I’m sure that many of the facts about racing engines that we ardently believe today will eventually be proven to be as wrong-headed as the notion that the world was flat. The people who are willing to question conventional wisdom often become the innovators who expand the performance envelope. After all, if drag racers had believed the pundits who proclaimed that the maximum achievable speed in a quarter-mile was 160 mph, we wouldn’t have 330 mph Top Fuel dragsters and 208 mph Pro Stocks. If engine builders had subscribed to the rule that an engine couldn’t survive with an average piston speed over 4000 feet per second, we wouldn’t have 500 cubic inch engines that are capable of running at nearly 10,000 rpm.

The past is a mirror that reflects the future – if you want to move forward, you often need to look where you’ve been. Ten years ago, if you had asked me where we would find gains in engine performance, I’d probably have answered that we’d just about reached the end of the road in development. And yet in the last decade, engine builders have made tremendous strides in performance, efficiency and reliability.

Using Pro Stock as an example, the national speed record has climbed from 199 to 208 mph in 10 years. Given that Pro Stock engines are among the most refined powerplants in racing, a nine-mph increase is an incredible achievement. Neither the rules nor the basic hardware has changed, so that improvement is the result of hundreds of small, incremental steps.

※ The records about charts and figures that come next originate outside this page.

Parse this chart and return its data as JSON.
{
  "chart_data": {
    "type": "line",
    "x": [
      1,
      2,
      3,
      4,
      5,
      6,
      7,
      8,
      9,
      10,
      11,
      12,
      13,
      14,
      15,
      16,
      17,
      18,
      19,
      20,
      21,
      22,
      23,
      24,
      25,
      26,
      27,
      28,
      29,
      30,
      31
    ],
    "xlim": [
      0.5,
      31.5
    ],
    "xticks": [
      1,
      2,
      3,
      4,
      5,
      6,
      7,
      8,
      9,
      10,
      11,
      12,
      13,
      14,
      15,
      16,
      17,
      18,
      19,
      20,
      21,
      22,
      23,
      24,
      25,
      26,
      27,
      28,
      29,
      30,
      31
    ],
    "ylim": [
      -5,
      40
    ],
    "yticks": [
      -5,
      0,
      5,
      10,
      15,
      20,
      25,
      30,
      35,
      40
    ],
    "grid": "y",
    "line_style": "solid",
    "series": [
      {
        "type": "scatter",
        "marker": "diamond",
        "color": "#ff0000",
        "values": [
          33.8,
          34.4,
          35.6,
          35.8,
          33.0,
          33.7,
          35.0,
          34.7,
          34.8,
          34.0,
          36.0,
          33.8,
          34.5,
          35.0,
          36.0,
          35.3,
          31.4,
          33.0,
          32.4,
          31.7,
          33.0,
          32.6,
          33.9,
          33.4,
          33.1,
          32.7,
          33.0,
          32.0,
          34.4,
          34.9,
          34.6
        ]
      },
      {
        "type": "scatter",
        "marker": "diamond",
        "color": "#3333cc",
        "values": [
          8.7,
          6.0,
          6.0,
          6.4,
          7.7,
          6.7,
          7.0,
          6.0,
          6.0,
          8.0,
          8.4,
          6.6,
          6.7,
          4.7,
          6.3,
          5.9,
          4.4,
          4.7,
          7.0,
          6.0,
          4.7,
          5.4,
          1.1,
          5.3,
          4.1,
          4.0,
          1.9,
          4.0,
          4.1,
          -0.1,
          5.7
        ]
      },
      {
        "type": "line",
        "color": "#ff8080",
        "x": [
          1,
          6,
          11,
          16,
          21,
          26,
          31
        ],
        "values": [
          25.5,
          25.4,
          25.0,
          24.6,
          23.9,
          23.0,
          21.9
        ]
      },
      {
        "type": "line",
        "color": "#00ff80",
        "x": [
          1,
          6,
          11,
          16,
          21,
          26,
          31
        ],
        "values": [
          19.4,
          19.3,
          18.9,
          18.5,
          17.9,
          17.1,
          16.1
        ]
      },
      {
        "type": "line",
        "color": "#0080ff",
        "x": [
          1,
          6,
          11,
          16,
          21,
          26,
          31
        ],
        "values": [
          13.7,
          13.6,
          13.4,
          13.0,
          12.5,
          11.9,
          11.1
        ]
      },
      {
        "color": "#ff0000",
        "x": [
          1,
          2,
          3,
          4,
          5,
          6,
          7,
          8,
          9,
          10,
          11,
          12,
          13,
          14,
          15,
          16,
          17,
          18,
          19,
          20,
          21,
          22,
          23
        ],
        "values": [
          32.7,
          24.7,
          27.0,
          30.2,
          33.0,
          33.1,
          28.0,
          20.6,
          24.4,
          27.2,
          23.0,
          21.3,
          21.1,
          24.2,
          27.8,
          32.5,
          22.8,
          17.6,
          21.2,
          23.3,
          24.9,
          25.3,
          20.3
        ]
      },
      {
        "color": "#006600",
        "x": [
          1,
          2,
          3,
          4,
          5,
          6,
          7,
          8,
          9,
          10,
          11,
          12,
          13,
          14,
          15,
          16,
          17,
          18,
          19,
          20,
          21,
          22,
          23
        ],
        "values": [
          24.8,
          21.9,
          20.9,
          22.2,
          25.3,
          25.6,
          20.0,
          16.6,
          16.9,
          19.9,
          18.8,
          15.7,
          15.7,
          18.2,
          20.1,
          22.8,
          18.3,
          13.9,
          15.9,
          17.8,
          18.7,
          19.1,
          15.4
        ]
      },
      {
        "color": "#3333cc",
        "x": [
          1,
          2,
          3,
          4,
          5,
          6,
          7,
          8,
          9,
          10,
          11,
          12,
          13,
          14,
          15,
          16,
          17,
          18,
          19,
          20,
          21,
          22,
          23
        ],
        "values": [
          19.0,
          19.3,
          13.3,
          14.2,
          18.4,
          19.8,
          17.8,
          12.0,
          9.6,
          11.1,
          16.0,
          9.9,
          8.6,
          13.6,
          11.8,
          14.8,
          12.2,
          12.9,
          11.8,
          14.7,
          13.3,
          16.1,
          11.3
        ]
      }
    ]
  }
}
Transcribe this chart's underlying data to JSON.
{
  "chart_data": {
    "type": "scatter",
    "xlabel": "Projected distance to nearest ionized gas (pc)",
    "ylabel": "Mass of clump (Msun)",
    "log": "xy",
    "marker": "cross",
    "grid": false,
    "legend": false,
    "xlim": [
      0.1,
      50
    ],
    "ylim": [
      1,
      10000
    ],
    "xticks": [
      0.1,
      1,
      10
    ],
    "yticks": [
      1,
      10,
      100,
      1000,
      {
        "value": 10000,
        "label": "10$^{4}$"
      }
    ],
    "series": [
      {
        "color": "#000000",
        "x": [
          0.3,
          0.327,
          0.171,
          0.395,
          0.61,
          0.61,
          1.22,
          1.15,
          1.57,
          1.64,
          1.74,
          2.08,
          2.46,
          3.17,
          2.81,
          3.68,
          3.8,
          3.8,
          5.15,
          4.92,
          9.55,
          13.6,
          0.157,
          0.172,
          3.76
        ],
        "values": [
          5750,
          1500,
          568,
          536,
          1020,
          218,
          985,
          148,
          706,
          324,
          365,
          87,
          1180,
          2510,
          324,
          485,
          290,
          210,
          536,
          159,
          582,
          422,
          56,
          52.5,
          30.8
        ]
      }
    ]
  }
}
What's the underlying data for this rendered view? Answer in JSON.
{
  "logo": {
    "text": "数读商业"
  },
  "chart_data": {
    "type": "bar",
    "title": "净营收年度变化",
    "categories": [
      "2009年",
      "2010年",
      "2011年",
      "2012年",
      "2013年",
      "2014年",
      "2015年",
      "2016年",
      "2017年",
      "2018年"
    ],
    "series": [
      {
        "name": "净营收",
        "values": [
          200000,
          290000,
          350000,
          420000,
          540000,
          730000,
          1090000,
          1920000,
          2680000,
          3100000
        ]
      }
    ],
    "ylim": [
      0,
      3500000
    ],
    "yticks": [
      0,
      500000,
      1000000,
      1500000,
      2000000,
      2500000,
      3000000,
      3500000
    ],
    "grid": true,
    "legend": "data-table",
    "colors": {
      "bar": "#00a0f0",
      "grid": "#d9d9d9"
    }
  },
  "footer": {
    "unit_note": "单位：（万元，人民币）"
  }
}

Consider the advances in valvetrain technology, which is just one area of development. The valve springs that were the hot setup a decade ago wouldn’t survive a minute with today’s high-lift camshaft profiles. Similarly, we couldn’t lift the valves an inch off their seats without the high-tech springs that are now available. It’s a continuous, self-propelled cycle: Better springs enable more aggressive cams, which in turn spur the development of better springs . . .

Technology is the fuel that drives development. The advent of coatings such as DLC (diamond-like carbon) and Casidium has permitted engine builders to do things that were once thought to be impossible. The wear resistance of these coatings has allowed valve seat angles in high-end cylinder heads to become steeper without sticking the valves and reduced wrist pin galling with ultra-efficient dry-sump and crankcase vacuum systems.

What’s the next step in engine development? I wish I could tell you. But I’m certain that 10 years from now, we’ll look back at the state of the art in 2006 and ask, “What were we thinking?”